Syria and its allies may grow less subtle in their efforts to cow their opponents.

He would find it equally hard to cow the whole of the resurgent middle class.

The end of Thebes cowed Athens, leaving all of Greece temporarily at peace.

More frequently, the verb cow is used in the passive voice or as an adjective:

Outsiders need to speak up, since many locals seem increasingly cowed.

The men are cowed by the psychotic corporal, and a crooked sergeant is complicit.

Cowed and crushed, Jefferson accedes to his arranged defeat in Havana.

University students, once cowed by militias like the Mahdi Army, are feeling freer.

Sometimes cowed is followed by into:

A lot of women let themselves be cowed into giving up their dreams because of others’ expectations.

Time and again, rabbis assured that families were paid off, or cowed into silence.

Someone writing about Southeast Asia in Wikipedia follows the verb cow with an unnecessary down:

Though defeated by the Mughals he was never cowed down by their might.

Unwilling to be cowed down, Sikhs and Hindus counter-attacked and the resulting bloodshed left the province in great disorder.

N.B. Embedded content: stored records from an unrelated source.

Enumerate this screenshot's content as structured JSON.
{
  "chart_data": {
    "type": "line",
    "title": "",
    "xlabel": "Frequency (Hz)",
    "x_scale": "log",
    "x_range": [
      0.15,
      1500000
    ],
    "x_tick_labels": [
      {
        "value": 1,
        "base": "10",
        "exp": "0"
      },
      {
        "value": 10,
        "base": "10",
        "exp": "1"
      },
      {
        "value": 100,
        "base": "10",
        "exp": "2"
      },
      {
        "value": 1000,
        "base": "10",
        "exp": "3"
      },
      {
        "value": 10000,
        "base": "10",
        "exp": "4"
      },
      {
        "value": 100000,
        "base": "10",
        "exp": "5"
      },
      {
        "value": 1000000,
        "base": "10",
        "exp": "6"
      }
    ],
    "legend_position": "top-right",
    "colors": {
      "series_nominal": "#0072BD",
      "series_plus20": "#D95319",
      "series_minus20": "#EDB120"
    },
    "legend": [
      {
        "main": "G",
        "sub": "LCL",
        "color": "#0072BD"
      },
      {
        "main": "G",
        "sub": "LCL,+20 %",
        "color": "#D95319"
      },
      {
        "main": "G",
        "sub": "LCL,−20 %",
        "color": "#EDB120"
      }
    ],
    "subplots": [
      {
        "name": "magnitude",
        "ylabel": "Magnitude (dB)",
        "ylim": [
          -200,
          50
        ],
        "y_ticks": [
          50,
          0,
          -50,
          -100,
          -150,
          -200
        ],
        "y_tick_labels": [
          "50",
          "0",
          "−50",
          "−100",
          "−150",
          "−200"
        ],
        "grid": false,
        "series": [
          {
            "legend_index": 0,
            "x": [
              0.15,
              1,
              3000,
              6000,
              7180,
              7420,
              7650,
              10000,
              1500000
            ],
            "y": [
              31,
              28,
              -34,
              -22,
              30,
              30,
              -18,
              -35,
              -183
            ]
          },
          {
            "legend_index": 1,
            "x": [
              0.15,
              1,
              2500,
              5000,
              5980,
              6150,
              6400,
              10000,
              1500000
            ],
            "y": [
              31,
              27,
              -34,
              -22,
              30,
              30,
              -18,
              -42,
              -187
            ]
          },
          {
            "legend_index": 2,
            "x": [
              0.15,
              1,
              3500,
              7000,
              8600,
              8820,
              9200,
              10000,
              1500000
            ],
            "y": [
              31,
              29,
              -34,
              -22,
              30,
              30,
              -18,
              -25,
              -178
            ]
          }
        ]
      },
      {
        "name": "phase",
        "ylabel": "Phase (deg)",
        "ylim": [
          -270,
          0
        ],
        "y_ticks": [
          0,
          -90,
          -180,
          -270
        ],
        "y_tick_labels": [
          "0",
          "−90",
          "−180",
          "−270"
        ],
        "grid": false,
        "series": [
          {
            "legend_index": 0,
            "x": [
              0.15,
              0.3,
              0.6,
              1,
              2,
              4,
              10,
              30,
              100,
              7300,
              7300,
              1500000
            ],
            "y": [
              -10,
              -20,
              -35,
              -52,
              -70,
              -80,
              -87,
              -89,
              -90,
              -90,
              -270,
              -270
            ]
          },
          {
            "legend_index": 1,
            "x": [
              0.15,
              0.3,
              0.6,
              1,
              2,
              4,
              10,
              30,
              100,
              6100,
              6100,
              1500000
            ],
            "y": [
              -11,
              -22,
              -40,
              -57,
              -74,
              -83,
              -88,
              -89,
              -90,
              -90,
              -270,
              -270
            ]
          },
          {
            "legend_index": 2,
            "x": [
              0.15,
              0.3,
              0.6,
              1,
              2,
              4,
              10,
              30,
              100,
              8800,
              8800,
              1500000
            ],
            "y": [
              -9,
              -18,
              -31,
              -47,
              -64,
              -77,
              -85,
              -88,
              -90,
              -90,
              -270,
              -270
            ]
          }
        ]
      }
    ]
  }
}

A very strange use of cow occurs in this passage from a Politico article about a recent election rally:

The younger Trump marveled at the size of the crowd [and] held up the president as an outsider unwilling to cow to experts and institutions . . .

I suspect that the idiom being reached for here was not to cow, but to kow-tow.

NOTE: Both the kow and the tow in kow-tow rhyme with cow.

Presumably, modern Chinese no longer do it, but when China had an emperor, visitants to his presence were required to observe a ceremony involving the Great Kow-tow: three kneelings and nine prostrations before the throne. The OED defines it this way:

kow-tow (noun): The Chinese custom of touching the ground with the forehead in the act of prostrating oneself, as an expression of extreme respect, submission, or worship.

Figuratively, a kow-tow is “an act of obsequious respect.” As a verb, to kow-tow is “to behave in an obsequious manner.”

Here are some examples from the media:

Proffitt, in refusing to kow-tow to Murdoch, left HarperCollins.

He would raise no money, kow-tow to no special interests, and generally take no prisoners in an experiment in principled legislating.

Responsible, intelligent school administrators will put the students’ needs at the highest priority, and recognize that they don’t need to kow-tow to every crank opinion.

Expecting kow-tow to be a word unfamiliar to speakers under fifty, I was surprised to see on the Ngram Viewer that its usage tracks a steady rise from the 1880s to the present, showing a steep rise in the twenty-teens.

Bottomline: The difference between to cow and to kow-tow comes down to the difference between to intimidate and to grovel.